Durbin refused to apologize, blaming his hearers for misunderstanding his words, but standing by their content. He did not pretend his statements were made in error, though some of his defenders have said just that, recasting his subsequent remarks as though he’d sheepishly confessed to misspeaking.
Such a ploy doesn’t pass the laugh test for anyone watching the video of Durbin’s outburst, because he was clearly reading from a prepared, written statement. He knew precisely what he was saying, having crafted his exact words for maximum effect prior to taking the Senate floor.
Durbin’s utterance of the remarks after plenty of time for cool and calm reflection coupled with his stubborn unwillingness to apologize eliminate the need for further discussion as to whether he merely misspoke. He may not have anticipated any backlash and thus regrets having brought himself into mild disrepute, but that’s a far cry from having a change of heart about the words he spoke.
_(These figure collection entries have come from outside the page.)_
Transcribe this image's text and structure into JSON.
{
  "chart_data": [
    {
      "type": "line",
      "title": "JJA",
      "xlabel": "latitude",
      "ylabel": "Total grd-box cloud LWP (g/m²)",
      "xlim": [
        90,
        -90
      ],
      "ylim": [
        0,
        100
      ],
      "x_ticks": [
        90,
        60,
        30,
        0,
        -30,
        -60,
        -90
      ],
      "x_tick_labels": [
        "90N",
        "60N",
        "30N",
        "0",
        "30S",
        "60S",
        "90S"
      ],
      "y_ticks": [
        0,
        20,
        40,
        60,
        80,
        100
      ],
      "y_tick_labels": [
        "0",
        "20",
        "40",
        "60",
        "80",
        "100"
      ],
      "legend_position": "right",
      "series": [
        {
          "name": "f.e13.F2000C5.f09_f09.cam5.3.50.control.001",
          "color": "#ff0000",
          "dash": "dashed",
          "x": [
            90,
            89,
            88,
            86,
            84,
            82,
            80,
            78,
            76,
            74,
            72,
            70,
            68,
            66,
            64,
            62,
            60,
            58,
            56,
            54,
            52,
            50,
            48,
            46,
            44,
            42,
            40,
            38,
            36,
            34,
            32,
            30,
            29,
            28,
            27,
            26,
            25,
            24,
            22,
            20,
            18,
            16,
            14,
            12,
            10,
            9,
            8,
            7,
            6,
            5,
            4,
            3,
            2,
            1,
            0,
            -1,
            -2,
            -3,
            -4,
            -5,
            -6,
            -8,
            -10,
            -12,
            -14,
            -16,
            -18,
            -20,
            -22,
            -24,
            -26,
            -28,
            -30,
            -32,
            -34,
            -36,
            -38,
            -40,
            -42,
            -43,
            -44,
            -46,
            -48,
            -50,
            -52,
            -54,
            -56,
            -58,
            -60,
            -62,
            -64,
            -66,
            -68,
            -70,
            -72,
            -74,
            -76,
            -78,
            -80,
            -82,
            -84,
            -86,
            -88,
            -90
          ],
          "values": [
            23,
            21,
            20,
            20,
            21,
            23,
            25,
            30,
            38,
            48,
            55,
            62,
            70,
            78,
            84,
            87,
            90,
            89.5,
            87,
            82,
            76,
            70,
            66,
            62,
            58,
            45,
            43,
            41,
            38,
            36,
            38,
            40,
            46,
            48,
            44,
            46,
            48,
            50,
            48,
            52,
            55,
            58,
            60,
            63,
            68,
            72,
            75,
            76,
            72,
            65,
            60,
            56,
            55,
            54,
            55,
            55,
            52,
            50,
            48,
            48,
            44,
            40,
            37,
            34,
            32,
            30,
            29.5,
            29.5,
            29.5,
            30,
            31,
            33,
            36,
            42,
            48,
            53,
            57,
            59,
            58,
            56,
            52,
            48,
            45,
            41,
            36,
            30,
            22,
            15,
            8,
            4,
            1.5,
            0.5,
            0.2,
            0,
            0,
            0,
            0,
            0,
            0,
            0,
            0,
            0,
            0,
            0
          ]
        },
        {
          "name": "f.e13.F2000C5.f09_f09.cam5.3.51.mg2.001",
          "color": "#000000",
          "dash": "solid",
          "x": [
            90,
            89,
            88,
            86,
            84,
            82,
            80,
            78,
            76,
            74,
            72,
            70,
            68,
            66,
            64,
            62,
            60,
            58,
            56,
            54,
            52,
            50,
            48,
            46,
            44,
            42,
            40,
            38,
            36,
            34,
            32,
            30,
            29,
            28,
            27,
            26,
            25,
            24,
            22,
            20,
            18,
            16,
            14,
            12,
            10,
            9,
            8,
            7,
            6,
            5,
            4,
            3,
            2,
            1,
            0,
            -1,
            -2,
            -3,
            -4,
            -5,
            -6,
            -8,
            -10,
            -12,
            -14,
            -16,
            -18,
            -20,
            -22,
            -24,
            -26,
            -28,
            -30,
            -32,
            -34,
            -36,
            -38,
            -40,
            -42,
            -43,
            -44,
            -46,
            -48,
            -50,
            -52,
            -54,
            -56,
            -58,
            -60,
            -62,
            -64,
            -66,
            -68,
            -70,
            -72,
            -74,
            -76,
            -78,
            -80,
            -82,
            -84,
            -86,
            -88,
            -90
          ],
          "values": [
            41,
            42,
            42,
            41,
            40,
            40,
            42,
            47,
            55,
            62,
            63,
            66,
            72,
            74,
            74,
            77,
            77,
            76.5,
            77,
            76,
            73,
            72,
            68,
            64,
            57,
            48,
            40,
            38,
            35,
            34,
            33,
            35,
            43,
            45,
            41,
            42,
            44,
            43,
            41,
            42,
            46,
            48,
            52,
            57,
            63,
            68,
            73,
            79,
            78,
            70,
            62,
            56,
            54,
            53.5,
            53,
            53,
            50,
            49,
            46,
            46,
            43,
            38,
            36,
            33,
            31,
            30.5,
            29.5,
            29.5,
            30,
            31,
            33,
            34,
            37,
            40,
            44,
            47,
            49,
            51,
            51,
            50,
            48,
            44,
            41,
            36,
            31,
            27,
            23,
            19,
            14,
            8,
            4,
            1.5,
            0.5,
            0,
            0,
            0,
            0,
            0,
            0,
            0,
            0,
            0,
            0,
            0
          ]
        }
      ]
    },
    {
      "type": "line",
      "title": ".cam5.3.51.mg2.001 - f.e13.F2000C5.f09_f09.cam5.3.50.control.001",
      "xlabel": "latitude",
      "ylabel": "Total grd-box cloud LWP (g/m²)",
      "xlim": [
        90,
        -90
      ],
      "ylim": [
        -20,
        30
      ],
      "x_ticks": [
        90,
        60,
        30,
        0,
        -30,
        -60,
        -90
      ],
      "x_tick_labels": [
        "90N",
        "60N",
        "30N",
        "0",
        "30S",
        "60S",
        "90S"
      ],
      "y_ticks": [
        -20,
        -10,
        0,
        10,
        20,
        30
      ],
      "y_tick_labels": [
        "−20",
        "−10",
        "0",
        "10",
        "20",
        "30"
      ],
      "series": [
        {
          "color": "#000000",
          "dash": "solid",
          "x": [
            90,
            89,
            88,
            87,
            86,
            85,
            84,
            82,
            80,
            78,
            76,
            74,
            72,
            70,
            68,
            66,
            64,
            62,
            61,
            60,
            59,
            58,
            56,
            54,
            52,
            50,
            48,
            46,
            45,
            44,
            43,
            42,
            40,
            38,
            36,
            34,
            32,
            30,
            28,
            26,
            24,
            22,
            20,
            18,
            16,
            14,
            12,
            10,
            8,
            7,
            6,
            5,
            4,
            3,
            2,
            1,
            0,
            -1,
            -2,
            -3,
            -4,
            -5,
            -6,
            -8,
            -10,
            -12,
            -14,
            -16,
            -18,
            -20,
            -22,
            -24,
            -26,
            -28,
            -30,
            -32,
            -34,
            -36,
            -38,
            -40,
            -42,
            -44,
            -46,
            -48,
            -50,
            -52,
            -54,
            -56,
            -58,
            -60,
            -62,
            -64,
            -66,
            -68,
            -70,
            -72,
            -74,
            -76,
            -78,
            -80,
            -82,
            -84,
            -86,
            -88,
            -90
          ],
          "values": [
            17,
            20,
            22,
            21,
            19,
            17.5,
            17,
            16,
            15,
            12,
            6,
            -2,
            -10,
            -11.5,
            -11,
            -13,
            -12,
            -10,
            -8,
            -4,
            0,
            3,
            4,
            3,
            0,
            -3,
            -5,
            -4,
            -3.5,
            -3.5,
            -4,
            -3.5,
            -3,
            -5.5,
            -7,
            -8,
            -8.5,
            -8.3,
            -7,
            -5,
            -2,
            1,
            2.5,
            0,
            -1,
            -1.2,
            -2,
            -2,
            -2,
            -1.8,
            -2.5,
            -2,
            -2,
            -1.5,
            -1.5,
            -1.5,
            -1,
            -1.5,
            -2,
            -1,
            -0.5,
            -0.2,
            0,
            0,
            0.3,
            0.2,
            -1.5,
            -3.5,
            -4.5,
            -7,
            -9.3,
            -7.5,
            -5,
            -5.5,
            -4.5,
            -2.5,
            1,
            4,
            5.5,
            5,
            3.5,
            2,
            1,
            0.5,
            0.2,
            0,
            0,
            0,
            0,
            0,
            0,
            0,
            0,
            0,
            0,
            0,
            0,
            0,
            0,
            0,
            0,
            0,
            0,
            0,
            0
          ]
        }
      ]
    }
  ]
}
I applaud those Republican Congressmen who have publicly denounced Durbin for this outrage, but believe such denunciations have been too few and too tame. They have also failed to take to task the entire Democratic Party leadership, starting with Senate Minority Leader Harry Reid, for either affirmatively defending Durbin or neglecting to rebuke him.
This is a party that purports to care about America’s image in the world. This is a party that indignantly insists it supports America’s military. But in standing by Durbin and refusing to contradict his charges about systematic torture by America’s troops (which is what Durbin has to be saying for his abominable comparisons to make any sense at all), the Democrats have done more to harm America’s international image and undermine and jeopardize our military than anything they falsely imagine President Bush to have done.
It’s not just that Al Jazeera is gleefully broadcasting Durbin’s infernal indictment throughout the Muslim world; it spouts anti-American propaganda every day. It’s that the entire Democratic Party, in effect, is affirming the substance of his charges.
We can’t just chalk this up to the usual partisan bickering. The Democrats’ recklessness in permitting such a negative impression of America transcends party politics by light years. All responsible Democrats must shout to the world in no uncertain terms that America, as a matter of philosophy, policy and practice treats its prisoners of war better and more humanely than has any other war captor in world history — bar none, and that any departures are a rare exception to the rule.
And Republicans, for their part, mustn’t stop with their sporadic condemnation of Durbin. This isn’t just about Durbin, as despicable as his statements were. Now it really is about our image and our reputation as a good and decent nation. Republicans must declare in one voice that we treat our POWs fairly and decently.
In the meantime, we should unapologetically reserve the moral and legal right to get tough with prisoners when it is necessary to glean information from them that might — and did — save American (and other innocent) lives. We have ceded far too much ground to the political-correctness bullies’ demand that we conduct the war like a pristine criminal trial and treat prisoners of war like harmless traffic offenders.
The Senate should censure and shun Sen. Durbin forthwith for aiding and comforting the enemy not with factual information that happens to place America, the Bush administration and our military in a bad light, but with gross and malicious distortions — inexplicably if Durbin truly is a patriot — to the unspeakable detriment of America and our troops.
This matter must stay on the front burner — even though Democrats will cry dirty politics when they ought to be joining the condemnation chorus — and the administration should take the offensive in sternly rebuking Durbin and praising our troops and their treatment of war prisoners. Shame on Sen. Durbin and any and all standing by him at his lowest moment.